Kemudahan Aksesibilitas: Jika dulu pengajuan kartu kredit dianggap rumit dan birokratis, kini integrasi API (Application Programming Interface) memungkinkan pengajuan kartu kredit ritel dilakukan hanya dalam hitungan menit melalui ponsel pintar.
Struktur Biaya dan Bunga: Persaingan harga menjadi sangat krusial. Fintech biasanya menawarkan bunga harian pada layanan PayLater, sementara kartu kredit menawarkan bunga bulanan yang mungkin lebih kompetitif untuk transaksi besar.
Ekosistem Loyalitas: Kartu kredit ritel kini dilengkapi dengan sistem poin, miles, hingga diskon langsung di gerai-gerai ritel populer, yang sulit ditandingi oleh dompet digital standar.
Dampak Terhadap Ekosistem Pembayaran Digital dan QRIS
Banyak pihak bertanya-tanya, apakah kehadiran kartu kredit ritel akan mengancam dominasi QRIS (Quick Response Code Indonesian Standard)? Jawabannya tidak secara langsung, melainkan justru menciptakan pola penggunaan yang komplementer (saling melengkapi). QRIS tetap akan menjadi raja untuk transaksi mikro dan pembayaran di UMKM, namun untuk transaksi dengan nilai yang lebih besar atau yang memerlukan cicilan, kartu kredit ritel akan mengambil peran utama.

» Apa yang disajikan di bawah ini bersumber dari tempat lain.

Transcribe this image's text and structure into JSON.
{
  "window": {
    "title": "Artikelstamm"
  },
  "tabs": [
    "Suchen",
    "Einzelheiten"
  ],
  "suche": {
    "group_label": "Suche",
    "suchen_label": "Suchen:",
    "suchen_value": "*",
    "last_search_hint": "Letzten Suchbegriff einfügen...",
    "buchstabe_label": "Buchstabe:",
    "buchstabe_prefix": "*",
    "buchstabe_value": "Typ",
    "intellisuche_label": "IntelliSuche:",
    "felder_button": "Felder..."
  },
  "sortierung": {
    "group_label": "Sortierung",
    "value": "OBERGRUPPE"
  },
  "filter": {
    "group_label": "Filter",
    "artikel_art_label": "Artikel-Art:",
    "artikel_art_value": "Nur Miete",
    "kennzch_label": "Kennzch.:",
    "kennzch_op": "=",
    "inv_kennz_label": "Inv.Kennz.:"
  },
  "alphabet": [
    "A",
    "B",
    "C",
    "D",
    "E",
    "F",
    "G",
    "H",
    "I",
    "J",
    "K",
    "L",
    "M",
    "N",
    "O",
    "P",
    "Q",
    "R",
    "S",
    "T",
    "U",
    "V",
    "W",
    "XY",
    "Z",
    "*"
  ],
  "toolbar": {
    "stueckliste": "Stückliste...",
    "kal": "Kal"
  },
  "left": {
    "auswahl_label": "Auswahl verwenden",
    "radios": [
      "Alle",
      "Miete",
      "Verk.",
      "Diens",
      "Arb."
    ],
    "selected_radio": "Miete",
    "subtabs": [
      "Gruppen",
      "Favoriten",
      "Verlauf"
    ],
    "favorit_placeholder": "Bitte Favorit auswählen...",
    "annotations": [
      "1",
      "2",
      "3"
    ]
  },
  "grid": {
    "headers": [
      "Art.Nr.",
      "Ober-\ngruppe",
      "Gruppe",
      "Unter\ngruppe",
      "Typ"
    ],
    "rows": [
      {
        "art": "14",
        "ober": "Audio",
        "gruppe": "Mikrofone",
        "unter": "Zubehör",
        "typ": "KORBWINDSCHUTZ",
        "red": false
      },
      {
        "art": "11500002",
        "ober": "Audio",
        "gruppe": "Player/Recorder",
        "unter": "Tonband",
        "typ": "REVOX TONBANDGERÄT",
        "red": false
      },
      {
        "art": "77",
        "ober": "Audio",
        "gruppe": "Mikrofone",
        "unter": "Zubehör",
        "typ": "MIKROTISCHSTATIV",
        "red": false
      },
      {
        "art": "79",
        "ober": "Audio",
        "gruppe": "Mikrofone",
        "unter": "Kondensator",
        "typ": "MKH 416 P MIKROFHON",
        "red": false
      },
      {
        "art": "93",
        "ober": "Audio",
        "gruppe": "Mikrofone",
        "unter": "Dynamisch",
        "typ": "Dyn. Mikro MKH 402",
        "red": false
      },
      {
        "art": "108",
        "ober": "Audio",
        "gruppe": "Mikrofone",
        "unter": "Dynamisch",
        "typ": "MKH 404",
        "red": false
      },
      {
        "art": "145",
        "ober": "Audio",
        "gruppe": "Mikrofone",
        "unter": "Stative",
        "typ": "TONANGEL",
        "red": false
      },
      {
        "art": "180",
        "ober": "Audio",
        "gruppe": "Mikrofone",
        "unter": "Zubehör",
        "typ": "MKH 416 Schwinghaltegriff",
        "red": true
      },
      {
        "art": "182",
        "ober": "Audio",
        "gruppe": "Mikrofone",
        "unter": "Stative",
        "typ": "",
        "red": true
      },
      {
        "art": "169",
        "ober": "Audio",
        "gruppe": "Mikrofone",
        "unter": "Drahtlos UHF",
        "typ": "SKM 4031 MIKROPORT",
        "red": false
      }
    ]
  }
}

Namun, tekanan tetap terasa bagi penyedia layanan pembayaran digital yang selama ini hanya mengandalkan sistem debit atau saldo prabayar. Mereka kini dipaksa untuk meningkatkan nilai tambah (value proposition) mereka. Tidak cukup hanya menjadi alat pembayaran, mereka harus mampu menawarkan fitur kredit atau integrasi dengan layanan keuangan lainnya agar tidak ditinggalkan oleh konsumen yang mulai beralih ke instrumen berbasis kredit.
Tantangan Regulasi dan Keamanan Data
Semakin ketatnya persaingan di industri sistem pembayaran tentu membawa tantangan tersendiri bagi regulator, dalam hal ini Bank Indonesia dan Otoritas Jasa Keuangan (OJK). Dengan semakin banyaknya instrumen kredit yang beredar di masyarakat, risiko kredit macet (Non-Performing Loan/NPL) menjadi perhatian utama.
Selain itu, keamanan data pribadi menjadi isu yang sangat sensitif. Dalam era di mana semua transaksi terhubung secara digital, perlindungan terhadap data konsumen menjadi harga mati. Perusahaan yang gagal menjaga keamanan sistemnya tidak hanya akan kehilangan kepercayaan konsumen, tetapi juga akan berhadapan dengan sanksi regulasi yang berat. Persaingan yang sehat haruslah dibarengi dengan standar keamanan siber yang setara di seluruh lapisan industri.